Plans and enrollees reach compromise

The number of plans offering benefits through PPOs demonstrates the compromise that plan sponsors and enrollees have reached, balancing cost control with provider choice, according to one industry expert.

"On one hand, plan sponsors can control their costs by requiring enrollees to either use contracted providers or pay a greater portion of the cost of care," says Tom Bixby, a senior counsel with Neal, Gerber & Eisenberg's Health Law Group. "On the other hand, enrollees enjoy much greater choice of providers than they might in a more restrictive network, such as a HMO. As the cost of healthcare continues to escalate, plan sponsors are likely to increase enrollee cost-sharing, but continue offering the flexibility of PPOs."

According to Bixby, health plans have reacted to the increased cost of mental health benefits by furnishing coverage through PPOs. In addition, The Mental Health Parity Act generally requires group plans offering mental health benefits to provide more comprehensive benefits than in the past.

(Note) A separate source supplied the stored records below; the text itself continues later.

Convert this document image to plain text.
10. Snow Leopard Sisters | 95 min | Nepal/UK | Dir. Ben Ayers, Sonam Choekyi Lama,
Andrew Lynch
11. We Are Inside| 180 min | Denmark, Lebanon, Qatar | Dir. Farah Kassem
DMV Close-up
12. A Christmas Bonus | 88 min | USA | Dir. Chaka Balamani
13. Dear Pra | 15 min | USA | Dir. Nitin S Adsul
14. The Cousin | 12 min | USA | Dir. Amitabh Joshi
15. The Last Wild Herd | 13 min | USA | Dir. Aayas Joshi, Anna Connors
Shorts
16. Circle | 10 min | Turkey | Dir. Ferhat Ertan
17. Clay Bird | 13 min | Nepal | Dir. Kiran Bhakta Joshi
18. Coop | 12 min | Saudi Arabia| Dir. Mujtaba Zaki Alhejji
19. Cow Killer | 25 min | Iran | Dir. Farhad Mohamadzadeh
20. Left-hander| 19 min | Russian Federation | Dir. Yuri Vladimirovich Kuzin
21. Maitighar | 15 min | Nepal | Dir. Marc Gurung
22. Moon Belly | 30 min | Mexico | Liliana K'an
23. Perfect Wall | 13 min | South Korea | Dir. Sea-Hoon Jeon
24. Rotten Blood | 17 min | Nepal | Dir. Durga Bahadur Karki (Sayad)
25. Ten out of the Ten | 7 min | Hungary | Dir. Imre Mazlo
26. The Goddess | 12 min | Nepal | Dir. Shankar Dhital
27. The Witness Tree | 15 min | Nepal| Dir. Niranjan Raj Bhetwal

Bixby expects health plans to increasingly move away from open formularies for prescription drug benefits. "First, the relentless growth in the cost of prescription drugs will drive plans to find ways to control costs," he explains. "Second, the Medicare Prescription Drug, Improvement, and Modernization Act of 2003 [MMA] will encourage the use of formularies. The MMA permits health plans to provide prescription drug coverage to Medicare beneficiaries beginning in 2006 and permits-though does not require-health plans to use formularies and requires them to implement various other cost-containment strategies. As health plans, providers, and enrollees adjust to using closed and other restrictive formularies, they will become more common," he says.

On the horizon

"As prescription drug costs become a larger portion of the healthcare pie, enrollees can expect to see their options for prescription drugs face the same conflicting pressures that enrollees experienced with physician and other provider choice in the 1980s and 1990s," Bixby says. "Health plans will restrict options by moving toward closed formularies, just as they moved toward HMOs and closed provider networks years ago. When enrollees-and providers-express frustration with their limited options, health plans will offer restricted networks, preferred lists, and other options that offer greater flexibility in return for greater cost sharing. Indeed, this process is already well under way, as many sponsors offer multi-tiered prescription drug plans, exchanging cost sharing for consumer choice."